A propósito de la Fiesta del Libro y la Rosa 2025 que se desarrolló en la UNAM, te recomendamos la lectura del suplemento mensual dedicado a la memoria, los exilios y los reencuentros.
Exilio y hospitalidad. Construyendo un hogar de palabras
“Quién sabe al decir esa palabra —adiós— cuánta separación nos aguarda”, escribió el poeta ruso Ossip Mandelstam. No hay persona exiliada, desterrada, migrante o desplazada que, de una u otra manera, no se haya hecho la misma pregunta. Decir adiós es despedirse no sólo de un lugar conocido y familiar, sino también de un tiempo. Es guardar en lo más profundo del corazón una historia, recuerdos, voces, paisajes, miradas, sabores: la entrañable memoria de una vida, y salir con ese equipaje rumbo a lo desconocido. Es “aprender a vivir como el clavel del aire, propiamente del aire”, como escribiera Juan Gelman.
El dolor de quien ha perdido su tierra ha estado presente desde el principio de los tiempos. ¿O acaso no son Adán y Eva los primeros desterrados de la historia? Dios no les perdonó haber probado la fruta prohibida del Árbol del conocimiento y los condenó a abandonar el paraíso. También el Ulises homérico desafió a los dioses al cuestionar su poder y fue castigado por ello a errar sin poder volver a Ítaca.
Para los romanos una de las más rigurosas penas (y como pocas veces la palabra muestra, al mismo tiempo, sus dos sentidos, castigo y tristeza) que se le podía aplicar a los enemigos era la del destierro. Ovidio, desterrado, compuso una obra cuyo título simboliza su tragedia: Las tristes. “Mira qué llevo: nada aquí verás, sólo tristeza…”.
Es innegable que, por lo menos desde mediados del siglo xx, vivimos un periodo de grandes movimientos de población por causas políticas y económicas. Pero, como dice uno de los versos de “Hogar”, de la poeta somalí exiliada en Inglaterra, Warsan Shire: “Nadie abandona su casa a no ser que su casa se haya vuelto la boca de un tiburón”. Nadie arriesga la propia vida y la de sus hijos o hijas si no es porque su propia tierra se ha vuelto un espacio irrespirable de violencia, pobreza, miedo, inseguridad, censura…

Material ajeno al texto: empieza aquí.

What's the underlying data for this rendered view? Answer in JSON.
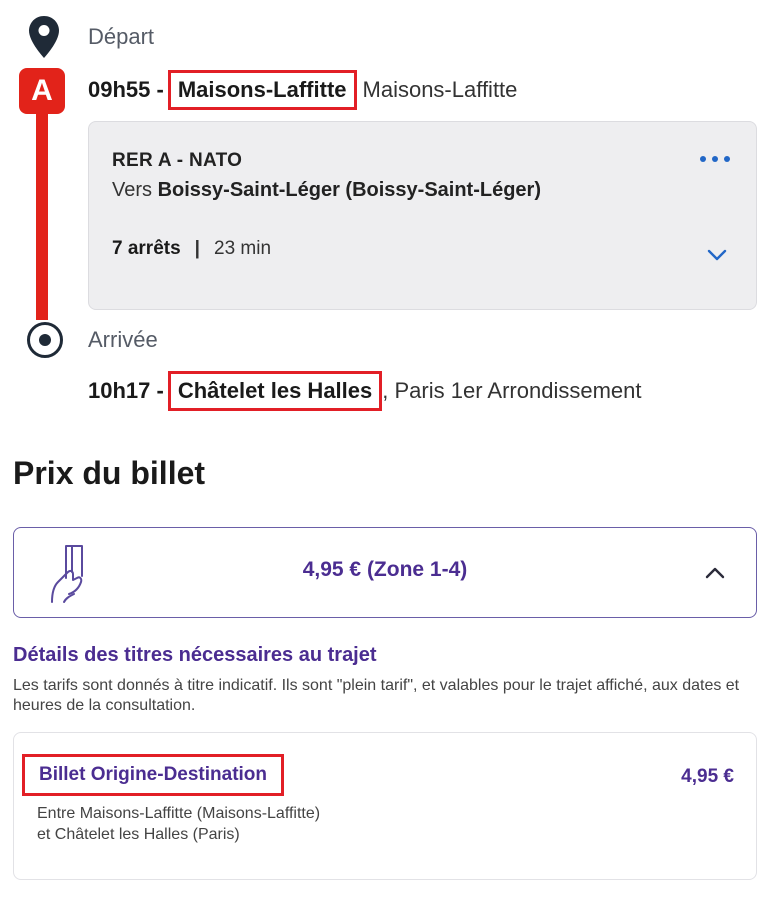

Son millones en el mundo los seres que han perdido su hogar, su patria. Millones los que llevan consigo el dolor de haber sido arrancados de una geografía conocida, de la familia y los amigos, de una cultura, de una lengua.1 La nostalgia y la sensación de pérdida serán permanentes para ellas y ellos, aun cuando se haya adoptado como propia la nueva tierra.
“Yo no concibo mi vida sin el exilio que he vivido. El exilio ha sido como mi patria, o como una dimensión de una patria desconocida, pero que una vez que se conoce, es irrenunciable”, solía decir la gran María Zambrano. Quien escribe sabe también que el exilio es un quiebre en la lengua, punzante e inevitable. Lengua rota, lengua dolida, lengua en duelo, que busca desesperadamente suturar con palabras su herida.

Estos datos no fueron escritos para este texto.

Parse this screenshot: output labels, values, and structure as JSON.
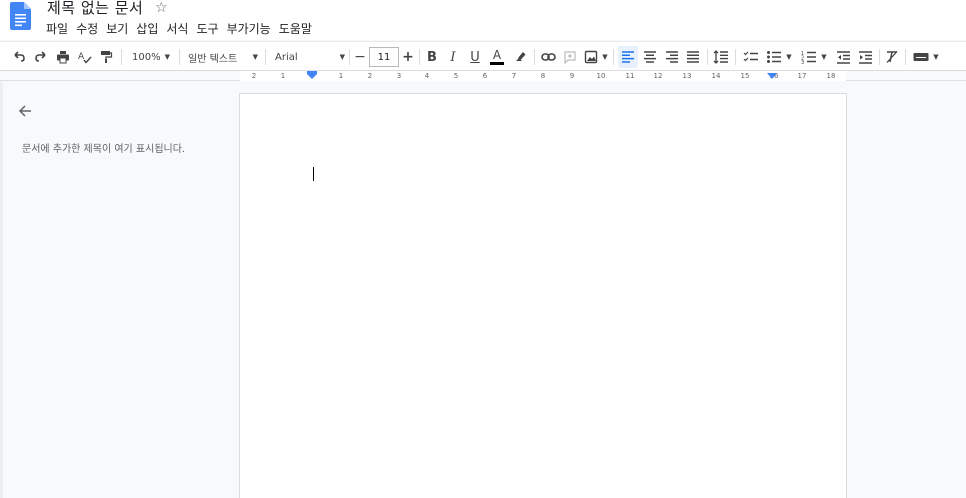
{
  "app": {
    "doc_title": "제목 없는 문서",
    "accent_color": "#4285f4"
  },
  "menu": [
    "파일",
    "수정",
    "보기",
    "삽입",
    "서식",
    "도구",
    "부가기능",
    "도움말"
  ],
  "toolbar": {
    "zoom": "100%",
    "style": "일반 텍스트",
    "font": "Arial",
    "font_size": "11",
    "icons": [
      "undo-icon",
      "redo-icon",
      "print-icon",
      "spellcheck-icon",
      "paint-format-icon",
      "bold-icon",
      "italic-icon",
      "underline-icon",
      "text-color-icon",
      "highlight-icon",
      "link-icon",
      "comment-icon",
      "image-icon",
      "align-left-icon",
      "align-center-icon",
      "align-right-icon",
      "justify-icon",
      "line-spacing-icon",
      "checklist-icon",
      "bullet-list-icon",
      "numbered-list-icon",
      "decrease-indent-icon",
      "increase-indent-icon",
      "clear-formatting-icon",
      "input-tools-icon"
    ]
  },
  "ruler": {
    "labels": [
      "2",
      "1",
      "1",
      "2",
      "3",
      "4",
      "5",
      "6",
      "7",
      "8",
      "9",
      "10",
      "11",
      "12",
      "13",
      "14",
      "15",
      "16",
      "17",
      "18"
    ]
  },
  "outline": {
    "placeholder": "문서에 추가한 제목이 여기 표시됩니다."
  }
}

“Exilio, memorias y reencuentros” es el título de este suplemento. ¿Cuáles son los reencuentros de los que hablamos? Quizás aquéllos que esa sutura de palabras permite. Como en los versos finales del poema “Reconciliación” de Angelina Muñiz-Huberman: “Y entonces / al abrir la ventana / ves el alto perfil, / la nieve en los volcanes, / los árboles lejanos. / Y ese día, / ese día, / aceptas el paisaje”. México, y especialmente nuestra Universidad, se han vuelto hogar real o simbólico para un número enorme de personas desterradas y exiliadas; les han permitido abrir la ventana y aceptar el paisaje, y los libros dan cuenta de ello.

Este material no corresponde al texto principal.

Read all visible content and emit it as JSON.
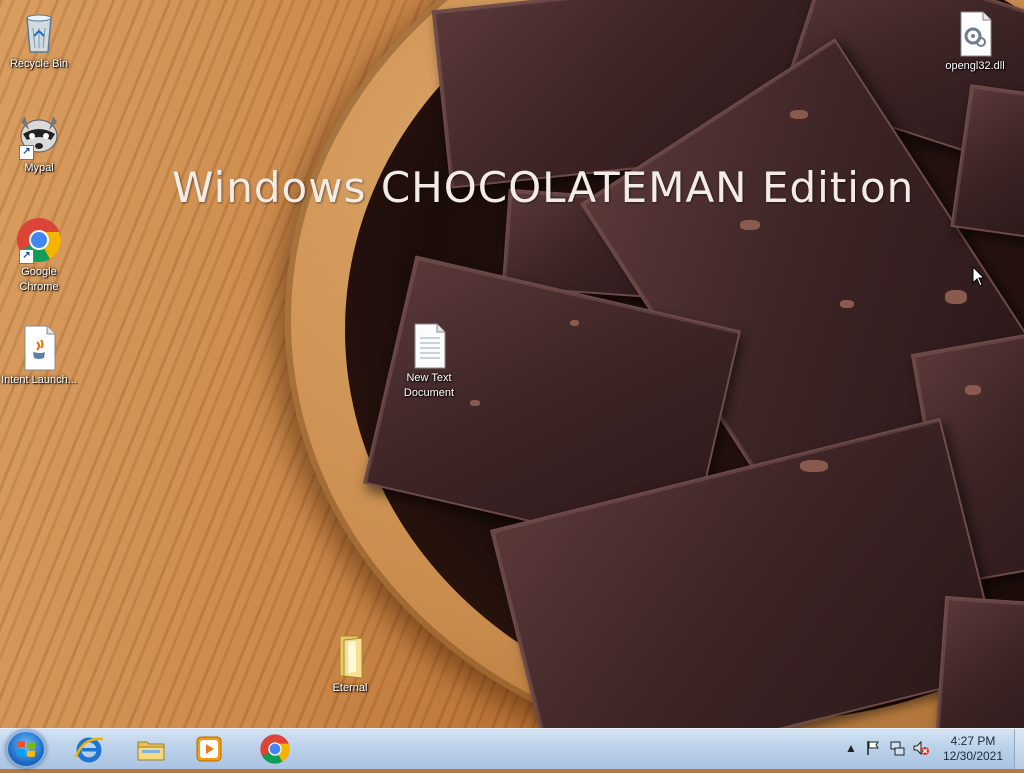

La situación de vulnerabilidad de quienes se ven obligados a dejarlo todo para salvar la vida o para poder darles de comer a sus hijas e hijos, se ve hoy agudizada por las políticas excluyentes y violentas de los gobiernos totalitarios. Pensemos en el terror sembrado por nuestros vecinos del norte, o en la situación centroamericana, o en Venezuela, o en Gaza. Ante esto es imprescindible recuperar un concepto clave: la “hospitalidad” y su sentido ético, como lo propone Emmanuel Lévinas. “Hospitalidad” significa literalmente “amor (afecto o bondad) a los extraños”. Debemos pensar, entonces, desde una ética de la alteridad, de la responsabilidad hacia el otro, hacia la otra. Recuperemos, a través de los libros, la idea de la palabra literaria como hogar, como cobijo y protección, como madriguera tibia. Y abramos con ellos las puertas para la hospitalidad, para recibir en ella a las otras y a los otros que —como decía el poeta— nos dan plena existencia.